Under such a provision the report of the commissioners as to title could not be considered res adjudicata as to the rightful claimant, but would be as to the city. No claim thereafter, of course, could be made against the city; it would be protected in paying the award in accordance with the report of the commissioners. DePeyster v. Mali, 92 N.Y. 262; Matter of Corporation Counsel, 42 A.D. 198; Matter of Commissioner of Public Works, 135 id. 561; N.Y.C. H.R.R.R. Co. v. Mathews, 144 id. 732.
No such provision as is found in the charter of the city of New York was contained in the charter of the city of Brooklyn, and the question arises whether or not a like action for money had and received could not even then be maintained by a rightful claimant against the person wrongfully receiving the award; in other words, if in condemnation proceedings under the charter of the city of Brooklyn the commissioners reported the title in A. and A. received the amount of the award, could B., the rightful owner, sue A. to recover the amount in an action for money had and received? It is conceded that B. would have no action against the city, but I believe that B. could maintain such an action against A. The purposes of the condemnation proceedings are not to establish title of disputing claimants, but to procure the property for the city for public purposes, paying the apparent owner the compensation awarded, without further liability but without barring an action by the rightful owner against the person receiving the award. Tamm v. Kellogg, 49 Mo. 118; Matter of William Street, 19 Wend. 678-688; Embury v. Connor, 3 N.Y. 511; O'Hare v. Chicago M. N.R.R. Co., 139 Ill. 151; Spring Valley Water Works v. San Francisco, 22 Cal. 434; Lewis Em. Dom., §§ 635, 659, 894, and cases cited.
My conclusion, therefore, is that the proceedings opening Marion street and Hopkins avenue were conclusive as to the city of Brooklyn, but were not res adjudicata as to the rightful owner in an action brought against the railroad receiving the award.

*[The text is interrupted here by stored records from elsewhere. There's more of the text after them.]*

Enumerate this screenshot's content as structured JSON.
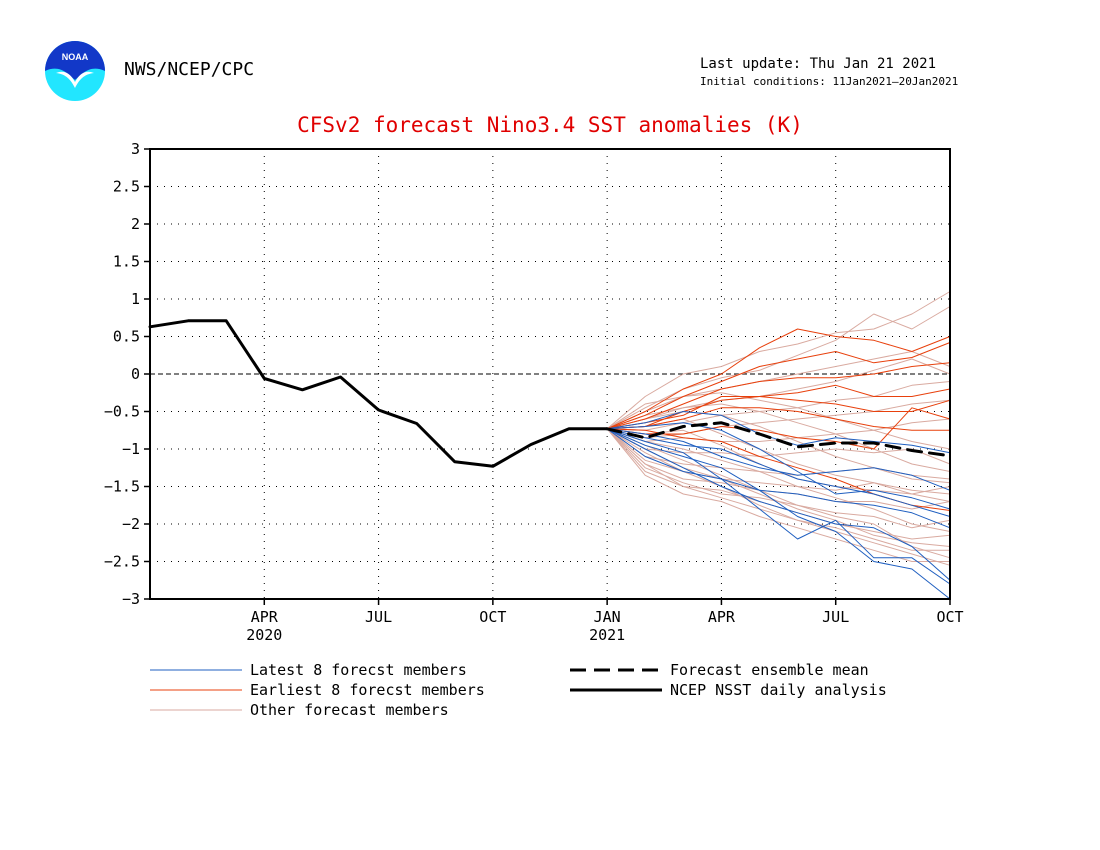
{
  "header": {
    "agency": "NWS/NCEP/CPC",
    "last_update": "Last update: Thu Jan 21 2021",
    "initial_conditions": "Initial conditions: 11Jan2021–20Jan2021",
    "logo_text": "NOAA"
  },
  "colors": {
    "title": "#e00000",
    "latest": "#1f5fc0",
    "earliest": "#e8400c",
    "other": "#d9aaa0",
    "mean": "#000000",
    "analysis": "#000000"
  },
  "chart_data": {
    "type": "line",
    "title": "CFSv2 forecast Nino3.4 SST anomalies (K)",
    "xlabel": "",
    "ylabel": "",
    "ylim": [
      -3,
      3
    ],
    "yticks": [
      {
        "v": 3,
        "label": "3"
      },
      {
        "v": 2.5,
        "label": "2.5"
      },
      {
        "v": 2,
        "label": "2"
      },
      {
        "v": 1.5,
        "label": "1.5"
      },
      {
        "v": 1,
        "label": "1"
      },
      {
        "v": 0.5,
        "label": "0.5"
      },
      {
        "v": 0,
        "label": "0"
      },
      {
        "v": -0.5,
        "label": "−0.5"
      },
      {
        "v": -1,
        "label": "−1"
      },
      {
        "v": -1.5,
        "label": "−1.5"
      },
      {
        "v": -2,
        "label": "−2"
      },
      {
        "v": -2.5,
        "label": "−2.5"
      },
      {
        "v": -3,
        "label": "−3"
      }
    ],
    "xlim": [
      "2020-01",
      "2021-10"
    ],
    "xticks": [
      {
        "x": "2020-04",
        "label": "APR",
        "year": "2020"
      },
      {
        "x": "2020-07",
        "label": "JUL"
      },
      {
        "x": "2020-10",
        "label": "OCT"
      },
      {
        "x": "2021-01",
        "label": "JAN",
        "year": "2021"
      },
      {
        "x": "2021-04",
        "label": "APR"
      },
      {
        "x": "2021-07",
        "label": "JUL"
      },
      {
        "x": "2021-10",
        "label": "OCT"
      }
    ],
    "grid": true,
    "zero_line": true,
    "legend": [
      {
        "key": "latest",
        "label": "Latest 8 forecst members",
        "style": "thin"
      },
      {
        "key": "earliest",
        "label": "Earliest 8 forecst members",
        "style": "thin"
      },
      {
        "key": "other",
        "label": "Other forecast members",
        "style": "thin"
      },
      {
        "key": "mean",
        "label": "Forecast ensemble mean",
        "style": "dashed"
      },
      {
        "key": "analysis",
        "label": "NCEP NSST daily analysis",
        "style": "thick"
      }
    ],
    "forecast_x": [
      "2021-01",
      "2021-02",
      "2021-03",
      "2021-04",
      "2021-05",
      "2021-06",
      "2021-07",
      "2021-08",
      "2021-09",
      "2021-10"
    ],
    "series": [
      {
        "key": "analysis",
        "x": [
          "2020-01",
          "2020-02",
          "2020-03",
          "2020-04",
          "2020-05",
          "2020-06",
          "2020-07",
          "2020-08",
          "2020-09",
          "2020-10",
          "2020-11",
          "2020-12",
          "2021-01"
        ],
        "values": [
          0.63,
          0.71,
          0.71,
          -0.06,
          -0.21,
          -0.04,
          -0.48,
          -0.66,
          -1.17,
          -1.23,
          -0.94,
          -0.73,
          -0.73
        ]
      },
      {
        "key": "mean",
        "values": [
          -0.73,
          -0.85,
          -0.7,
          -0.65,
          -0.8,
          -0.97,
          -0.92,
          -0.92,
          -1.02,
          -1.09
        ]
      },
      {
        "key": "latest",
        "members": [
          [
            -0.73,
            -0.95,
            -1.1,
            -1.25,
            -1.55,
            -1.9,
            -2.1,
            -2.5,
            -2.6,
            -3.0
          ],
          [
            -0.73,
            -0.65,
            -0.5,
            -0.55,
            -0.8,
            -0.95,
            -0.85,
            -0.9,
            -0.95,
            -1.05
          ],
          [
            -0.73,
            -1.0,
            -1.25,
            -1.5,
            -1.7,
            -1.85,
            -2.0,
            -2.05,
            -2.3,
            -2.75
          ],
          [
            -0.73,
            -0.8,
            -0.9,
            -1.1,
            -1.25,
            -1.35,
            -1.3,
            -1.25,
            -1.35,
            -1.55
          ],
          [
            -0.73,
            -0.9,
            -1.05,
            -1.4,
            -1.8,
            -2.2,
            -1.95,
            -2.45,
            -2.45,
            -2.8
          ],
          [
            -0.73,
            -0.7,
            -0.65,
            -0.75,
            -1.0,
            -1.3,
            -1.6,
            -1.55,
            -1.65,
            -1.8
          ],
          [
            -0.73,
            -1.1,
            -1.3,
            -1.4,
            -1.55,
            -1.6,
            -1.7,
            -1.75,
            -1.85,
            -2.05
          ],
          [
            -0.73,
            -0.85,
            -0.95,
            -1.0,
            -1.2,
            -1.4,
            -1.5,
            -1.6,
            -1.75,
            -1.9
          ]
        ]
      },
      {
        "key": "earliest",
        "members": [
          [
            -0.73,
            -0.5,
            -0.2,
            0.0,
            0.35,
            0.6,
            0.5,
            0.45,
            0.3,
            0.5
          ],
          [
            -0.73,
            -0.55,
            -0.3,
            -0.1,
            0.1,
            0.2,
            0.3,
            0.15,
            0.22,
            0.42
          ],
          [
            -0.73,
            -0.6,
            -0.4,
            -0.2,
            -0.1,
            -0.05,
            -0.05,
            0.0,
            0.1,
            0.15
          ],
          [
            -0.73,
            -0.7,
            -0.5,
            -0.35,
            -0.3,
            -0.25,
            -0.15,
            -0.3,
            -0.3,
            -0.2
          ],
          [
            -0.73,
            -0.65,
            -0.55,
            -0.3,
            -0.3,
            -0.35,
            -0.4,
            -0.5,
            -0.5,
            -0.35
          ],
          [
            -0.73,
            -0.7,
            -0.6,
            -0.45,
            -0.45,
            -0.5,
            -0.6,
            -0.7,
            -0.75,
            -0.75
          ],
          [
            -0.73,
            -0.8,
            -0.8,
            -0.7,
            -0.75,
            -0.85,
            -0.9,
            -1.0,
            -0.45,
            -0.6
          ],
          [
            -0.73,
            -0.75,
            -0.85,
            -0.9,
            -1.1,
            -1.25,
            -1.4,
            -1.6,
            -1.75,
            -1.82
          ]
        ]
      },
      {
        "key": "other",
        "members": [
          [
            -0.73,
            -0.3,
            0.0,
            0.1,
            0.3,
            0.4,
            0.55,
            0.6,
            0.8,
            1.1
          ],
          [
            -0.73,
            -0.45,
            -0.2,
            -0.05,
            0.05,
            0.25,
            0.45,
            0.8,
            0.6,
            0.9
          ],
          [
            -0.73,
            -0.5,
            -0.3,
            -0.2,
            -0.1,
            0.0,
            0.1,
            0.2,
            0.3,
            0.1
          ],
          [
            -0.73,
            -0.6,
            -0.45,
            -0.35,
            -0.3,
            -0.2,
            -0.1,
            0.05,
            0.2,
            0.0
          ],
          [
            -0.73,
            -0.75,
            -0.65,
            -0.55,
            -0.5,
            -0.45,
            -0.35,
            -0.3,
            -0.15,
            -0.1
          ],
          [
            -0.73,
            -0.85,
            -0.8,
            -0.7,
            -0.65,
            -0.6,
            -0.55,
            -0.5,
            -0.4,
            -0.35
          ],
          [
            -0.73,
            -0.9,
            -0.85,
            -0.9,
            -0.9,
            -0.85,
            -0.8,
            -0.75,
            -0.65,
            -0.6
          ],
          [
            -0.73,
            -1.0,
            -1.05,
            -1.05,
            -1.1,
            -1.05,
            -1.0,
            -1.05,
            -1.0,
            -1.2
          ],
          [
            -0.73,
            -1.1,
            -1.2,
            -1.25,
            -1.3,
            -1.35,
            -1.3,
            -1.25,
            -1.35,
            -1.4
          ],
          [
            -0.73,
            -1.15,
            -1.3,
            -1.4,
            -1.45,
            -1.5,
            -1.55,
            -1.45,
            -1.6,
            -1.5
          ],
          [
            -0.73,
            -1.2,
            -1.4,
            -1.45,
            -1.55,
            -1.6,
            -1.7,
            -1.7,
            -1.8,
            -1.7
          ],
          [
            -0.73,
            -1.25,
            -1.45,
            -1.6,
            -1.65,
            -1.75,
            -1.85,
            -1.9,
            -2.05,
            -1.95
          ],
          [
            -0.73,
            -1.3,
            -1.5,
            -1.55,
            -1.7,
            -1.85,
            -2.0,
            -2.1,
            -2.2,
            -2.15
          ],
          [
            -0.73,
            -1.0,
            -1.25,
            -1.4,
            -1.6,
            -1.8,
            -1.95,
            -2.15,
            -2.25,
            -2.3
          ],
          [
            -0.73,
            -0.95,
            -1.15,
            -1.35,
            -1.55,
            -1.75,
            -1.9,
            -2.0,
            -2.3,
            -2.45
          ],
          [
            -0.73,
            -1.05,
            -1.3,
            -1.5,
            -1.75,
            -1.95,
            -2.1,
            -2.25,
            -2.4,
            -2.55
          ],
          [
            -0.73,
            -0.8,
            -0.75,
            -0.95,
            -1.2,
            -1.4,
            -1.5,
            -1.55,
            -1.6,
            -1.7
          ],
          [
            -0.73,
            -0.7,
            -0.6,
            -0.8,
            -1.0,
            -1.2,
            -1.35,
            -1.45,
            -1.55,
            -1.6
          ],
          [
            -0.73,
            -0.6,
            -0.5,
            -0.55,
            -0.7,
            -0.9,
            -1.1,
            -1.25,
            -1.4,
            -1.45
          ],
          [
            -0.73,
            -0.55,
            -0.45,
            -0.4,
            -0.5,
            -0.65,
            -0.8,
            -1.0,
            -1.2,
            -1.3
          ],
          [
            -0.73,
            -0.4,
            -0.3,
            -0.25,
            -0.35,
            -0.45,
            -0.6,
            -0.75,
            -0.9,
            -1.0
          ],
          [
            -0.73,
            -1.2,
            -1.5,
            -1.65,
            -1.8,
            -1.95,
            -2.05,
            -2.2,
            -2.35,
            -2.35
          ],
          [
            -0.73,
            -1.35,
            -1.6,
            -1.7,
            -1.9,
            -2.05,
            -2.2,
            -2.35,
            -2.5,
            -2.5
          ],
          [
            -0.73,
            -0.9,
            -1.0,
            -1.15,
            -1.3,
            -1.5,
            -1.65,
            -1.8,
            -2.0,
            -2.1
          ]
        ]
      }
    ]
  }
}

But, assuming that under the charter of the city of Brooklyn the proceedings would be res adjudicata and a bar in a subsequent action brought by the rightful claimant against the railroad receiving the award, this would only apply to the real estate taken, which would be the property lying within Marion street and Hopkins avenue. The property involved in this suit is between streets and not in the street and, therefore, would not be affected by the street opening proceedings; neither would the fact that the lands in this litigation and between streets were assessed in the name of the railroad company for the cost of the street opening proceedings be res adjudicata, as an assessment is made upon the land and not against the owner, and title is of little consequence. In fact, section 15 of chapter 384 of the Laws of 1854 as amended by chapter 63 of the Laws of 1862 required the commissioners of estimate to give the names of the owners or occupants of the lands assessed for improvements.
If a new trial were granted in this case the introduction of the street opening proceedings above mentioned could not, for the reasons stated, change the result, and, therefore, the motion for a new trial upon the discovery of this alleged new evidence must be denied.
Denial of the motion would also be justified upon the ground that, in a case where the title was so thoroughly investigated and briefed before submission to the court, the subsequent idea or thought that street opening proceedings might affect the question does not bring such proceedings within the class of newly discovered evidence warranting a new trial.
Motion for a new trial denied, without costs.